Odiaba que hiciera eso, lo tomó del cuello y lo acercó a sus labios, para besarlo ardientemente, coló sus manos bajo la camisa de el sintiendo la piel caliente de el en sus manos, ella también habia extrañado su cuerpo, sus besos, su mirada y no quería dejarlo ir de nuevo.

- Créeme que me quedaría contigo, pero debemos estar allá a las 7:00 p.m.

- Estás preciosa – La abrazó mientras la limosina avanzaba en la fila de autos.

- Tú igual – Se recostó en su pecho - Te deseo suerte…

- Gracias – Sonrió, desvió su mirada a la chica que continuaba recostada en su pecho, en definitiva estaba preciosa, no sabia mucho de las cosas de la moda, pero sabia que ese vestido no era muy común para el evento al que iban, pero a ella le sentaba demasiado bien; llevó una mano a sus cabellos y jugueteo con algunos de sus rizos, sin dañarlos, tenia los cabellos sueltos, cayendo libremente y con sus característicos pero aumentados bucles.

- Señor llegamos – Avisó el chofer frenando el auto.

Las puertas les fueron abiertas, el salio delante de ella y le ofreció la mano para ayudarla a salir. Las luces del flash casi la cegaron, aunque debía admitir que ahora eran más llevaderas.

- Bien chicos van pasando por cada canal, la entrevista es breve, ya sabes Inuyasha, preguntas de ¿Cómo te sientes?, de seguro algo sobre su relación y a ambos ¿Quién los viste? – Informó Miroku caminando al lado de Inuyasha.

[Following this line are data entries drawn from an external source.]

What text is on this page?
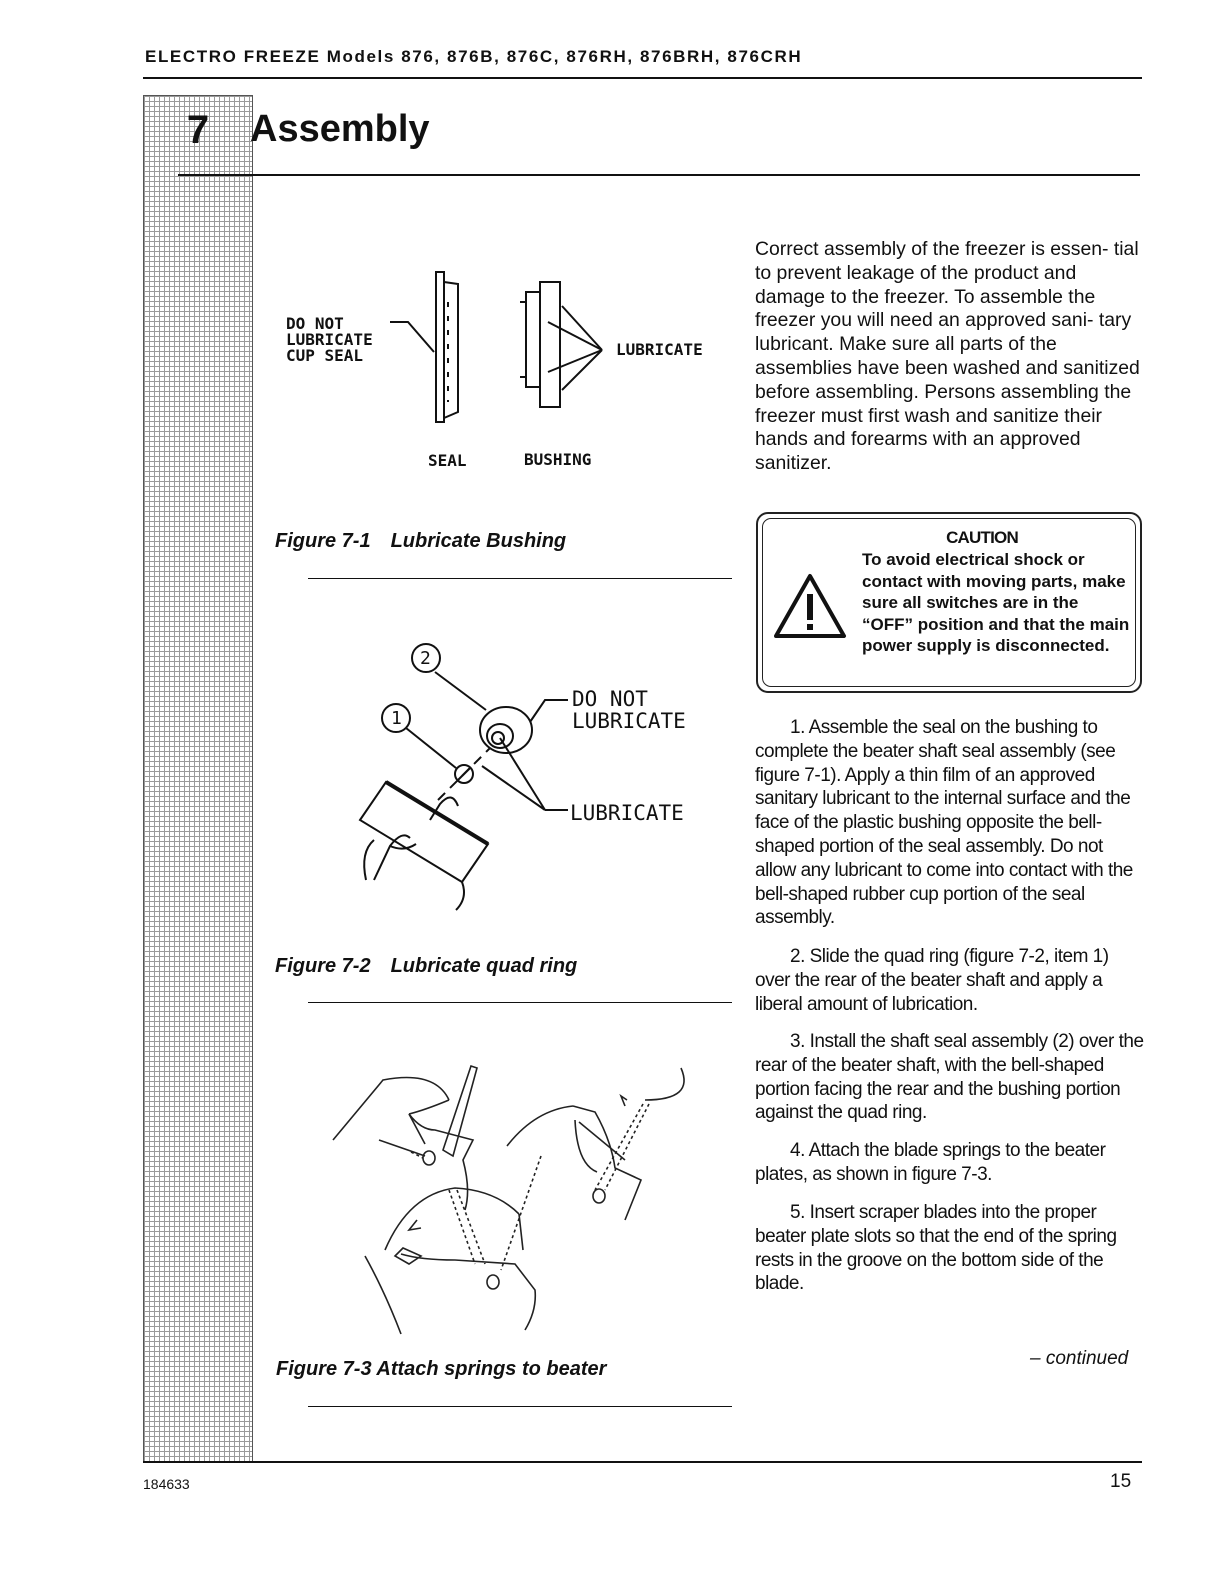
ELECTRO FREEZE Models 876, 876B, 876C, 876RH, 876BRH, 876CRH
7	Assembly
DO NOT
LUBRICATE
CUP SEAL	LUBRICATE
SEAL	BUSHING
Figure 7-1 Lubricate Bushing
2
1
DO NOT
LUBRICATE
LUBRICATE
Figure 7-2 Lubricate quad ring
Figure 7-3 Attach springs to beater
Correct assembly of the freezer is essen- tial to prevent leakage of the product and damage to the freezer. To assemble the freezer you will need an approved sani- tary lubricant. Make sure all parts of the assemblies have been washed and sanitized before assembling. Persons assembling the freezer must first wash and sanitize their hands and forearms with an approved sanitizer.
CAUTION
To avoid electrical shock or contact with moving parts, make sure all switches are in the “OFF” position and that the main power supply is disconnected.
1. Assemble the seal on the bushing to complete the beater shaft seal assembly (see figure 7-1). Apply a thin film of an approved sanitary lubricant to the internal surface and the face of the plastic bushing opposite the bell-shaped portion of the seal assembly. Do not allow any lubricant to come into contact with the bell-shaped rubber cup portion of the seal assembly.
2. Slide the quad ring (figure 7-2, item 1) over the rear of the beater shaft and apply a liberal amount of lubrication.
3. Install the shaft seal assembly (2) over the rear of the beater shaft, with the bell-shaped portion facing the rear and the bushing portion against the quad ring.
4. Attach the blade springs to the beater plates, as shown in figure 7-3.
5. Insert scraper blades into the proper beater plate slots so that the end of the spring rests in the groove on the bottom side of the blade.
– continued
184633	15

- Esta bien – Asintió Inuyasha, y la caminata por la alfombra comenzó.

- No creo que deba ir contigo, no me gustan las cámaras y menos si se que me estarán mirando en todo el país

- Tranquila mi amor – Enlazó su mano con la de ella - Si te preguntan algo y te resulta incomodo, ríe y di cualquier tontería

- ¿Tú haces eso?

- Algunas veces – Y caminaron hacia el primer canal.

- Hola Inuyasha – Saludó la periodista - Al parecer hoy vienes muy bien acompañado…

- Así es – Sonrió mirando a la joven a su lado.

- ¿El mas nominado?, ¿Cómo te sientes con eso? – Preguntó la mujer

- Agradecido, con todos mis fans y con las personas que me han ayudado a llegar hasta aquí – De verdad que la sorprendió con esas palabras, jamás se imagino ese don poético, pero era actor.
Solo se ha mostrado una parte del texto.